All your information is there, but things may now display correctly and users will probably find it difficult to use. Since no one these days seems to be long on patience, you will probably lose them.

So what to do?

There are actually three ways you can go:
  • Get a separate mobile-friendly site
  • Redesign your site to make it mobile-optimized
  • Forget the whole thing and hope for the best
In next week's Part 2 post, we'll talk about these options and the technical can of worms involved in options 1 and 2.

Got an opinion or question on mobile sites? Leave a contribution in the comment box.

* Ipsos is a private 'think/tank marketing firm' and this info was released in support of mobile advertising. Draw your own conclusions, but it's likely not too far off the mark.

Wednesday, April 11, 2012

Mining Newsletters for Fun and Nonprofit

Image from History of Pala Mining
If you're like me, you are getting a boatload of e-letters in your inbox. Half the time, I scan their headlines for anything that seems worthwhile, and if I don't see it - BANG - into the round file. I don't do this with everything, of course. Some groups have given me so much good content in the past, that even if the preview pane doesn't look promising, I'll still take a look. But for the most part, it's as I've said.

Headlines Count

Yeah, you might be thinking that's what I'm getting at, but you'd be wrong. Good headlines do count, of course, and it's always a struggle to come up with something that sounds inviting and still has something to do with the subject. Blog Headlines and What Bikini-Clad Women Think of Them. But I digress...

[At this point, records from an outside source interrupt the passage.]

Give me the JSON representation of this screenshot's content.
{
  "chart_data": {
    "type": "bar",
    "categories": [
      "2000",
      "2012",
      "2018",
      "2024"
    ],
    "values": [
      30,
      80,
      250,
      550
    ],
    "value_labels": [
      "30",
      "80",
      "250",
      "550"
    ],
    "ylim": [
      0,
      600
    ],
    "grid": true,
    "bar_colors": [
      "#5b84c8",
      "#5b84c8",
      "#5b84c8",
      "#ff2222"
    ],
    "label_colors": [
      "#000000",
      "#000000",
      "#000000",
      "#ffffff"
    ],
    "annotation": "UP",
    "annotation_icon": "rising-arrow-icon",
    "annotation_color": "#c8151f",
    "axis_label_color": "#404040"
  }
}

I maintain a blog on Wordpress as well as Blogger, and WP often sends me little notes about new themes or changes they've made to the way things work. So does MailChimp and I really like theirs - they're both informal and informative and they usually come with some kind of little incentive to take a look at something.

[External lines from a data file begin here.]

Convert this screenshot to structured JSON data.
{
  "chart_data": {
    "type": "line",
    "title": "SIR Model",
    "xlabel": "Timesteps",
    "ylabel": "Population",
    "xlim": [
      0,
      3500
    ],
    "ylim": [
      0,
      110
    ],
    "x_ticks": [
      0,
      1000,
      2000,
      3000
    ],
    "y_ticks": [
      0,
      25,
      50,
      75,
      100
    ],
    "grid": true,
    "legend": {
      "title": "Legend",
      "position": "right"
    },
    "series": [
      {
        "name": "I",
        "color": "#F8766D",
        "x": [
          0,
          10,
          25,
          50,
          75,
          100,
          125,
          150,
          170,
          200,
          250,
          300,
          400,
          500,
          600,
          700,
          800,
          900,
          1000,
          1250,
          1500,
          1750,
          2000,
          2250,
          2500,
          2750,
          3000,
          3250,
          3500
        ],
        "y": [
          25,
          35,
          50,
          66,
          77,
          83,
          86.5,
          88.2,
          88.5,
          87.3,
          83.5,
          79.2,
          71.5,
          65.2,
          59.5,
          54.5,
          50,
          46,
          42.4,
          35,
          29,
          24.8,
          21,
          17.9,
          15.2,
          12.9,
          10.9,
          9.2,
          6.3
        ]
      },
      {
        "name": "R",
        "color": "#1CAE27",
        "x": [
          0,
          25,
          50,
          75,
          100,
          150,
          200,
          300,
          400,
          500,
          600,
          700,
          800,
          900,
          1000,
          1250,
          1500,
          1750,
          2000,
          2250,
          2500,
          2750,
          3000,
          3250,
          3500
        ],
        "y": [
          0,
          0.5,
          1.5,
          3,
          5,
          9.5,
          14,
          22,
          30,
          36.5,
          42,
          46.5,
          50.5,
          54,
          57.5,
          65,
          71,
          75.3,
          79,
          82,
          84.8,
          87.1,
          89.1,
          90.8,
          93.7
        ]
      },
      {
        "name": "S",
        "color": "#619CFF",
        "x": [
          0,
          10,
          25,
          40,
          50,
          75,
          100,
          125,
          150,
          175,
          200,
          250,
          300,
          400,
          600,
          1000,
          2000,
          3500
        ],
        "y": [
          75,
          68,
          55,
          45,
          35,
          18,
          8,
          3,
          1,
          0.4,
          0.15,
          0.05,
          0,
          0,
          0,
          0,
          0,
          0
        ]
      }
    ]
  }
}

I always make time to read these and a few others.

Keeping Up With Your Partners

It's easy to lump these guys in with the LinkedIn updates you get titled, "Let's all follow each other's businesses on Twitter" and flush the notices the minute they appear or unsubscribe yourself. But don't.

There's often really good information to be mined from these e-newsletters. And not just learning about new offerings, either. A lot of times the way the information is presented can spark an idea about how to use the application or service or tool in a different way or even to just make you take a look from a different perspective.

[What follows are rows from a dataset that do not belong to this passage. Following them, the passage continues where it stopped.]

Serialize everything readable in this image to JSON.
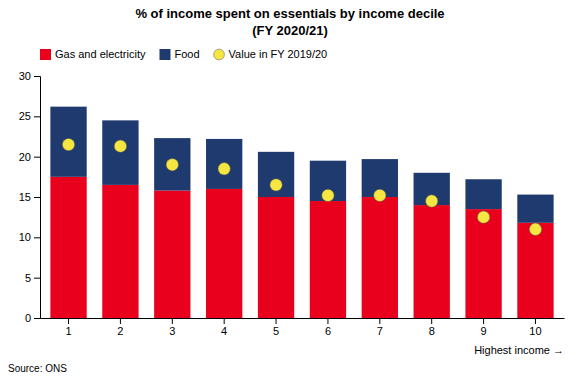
{
  "chart_data": {
    "type": "bar",
    "title": "% of income spent on essentials by income decile",
    "subtitle": "(FY 2020/21)",
    "x_label": "Highest income →",
    "annotations": [
      "Source: ONS"
    ],
    "categories": [
      "1",
      "2",
      "3",
      "4",
      "5",
      "6",
      "7",
      "8",
      "9",
      "10"
    ],
    "series": [
      {
        "name": "Gas and electricity",
        "type": "bar",
        "color": "#e8001c",
        "values": [
          17.5,
          16.5,
          15.8,
          16.0,
          15.0,
          14.5,
          15.0,
          14.0,
          13.5,
          11.8
        ]
      },
      {
        "name": "Food",
        "type": "bar",
        "color": "#1f3a6e",
        "values": [
          8.7,
          8.0,
          6.5,
          6.2,
          5.6,
          5.0,
          4.7,
          4.0,
          3.7,
          3.5
        ]
      },
      {
        "name": "Value in FY 2019/20",
        "type": "scatter",
        "marker": "circle",
        "color": "#f5e642",
        "values": [
          21.5,
          21.3,
          19.0,
          18.5,
          16.5,
          15.2,
          15.2,
          14.5,
          12.5,
          11.0
        ]
      }
    ],
    "stacked": true,
    "ylim": [
      0,
      30
    ],
    "yticks": [
      0,
      5,
      10,
      15,
      20,
      25,
      30
    ],
    "grid": false,
    "legend": "top-left"
  }
}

For example, I'd never want to buy a mailing list because I wouldn't have any idea what I would be getting. But MailChimp is launching a new thing that allows mailers to check out what else some of their contacts might be subscribing to. Without revealing who the subscriber overlap consists of, so not violating anybody's privacy, you can see what else interests the people you mail to. This might help you form different strategies or approaches for your subscribers. If you want to, you can even contact the publishers of the other newsletters and initiate a conversation to find compatible interests.

MailChimp's New Service Is Just An Example

I'm not promoting it or making any money off mentioning it. I just think that it's cool that there is a different way of using the information that's already there. And I wouldn't have known about it if I hadn't taken the time to read the newsletter that MailChimp sent me.

Naturally, I'd be a chump, not a chimp, if I advocated reading every single thing sent to you. A lot of it is dreck and you'd be well-advised to keep your incoming mail as dreck-free as possible. But all newsletters are not created equal and the one that your small nonprofit sends out can definitely benefit by what you learn through others.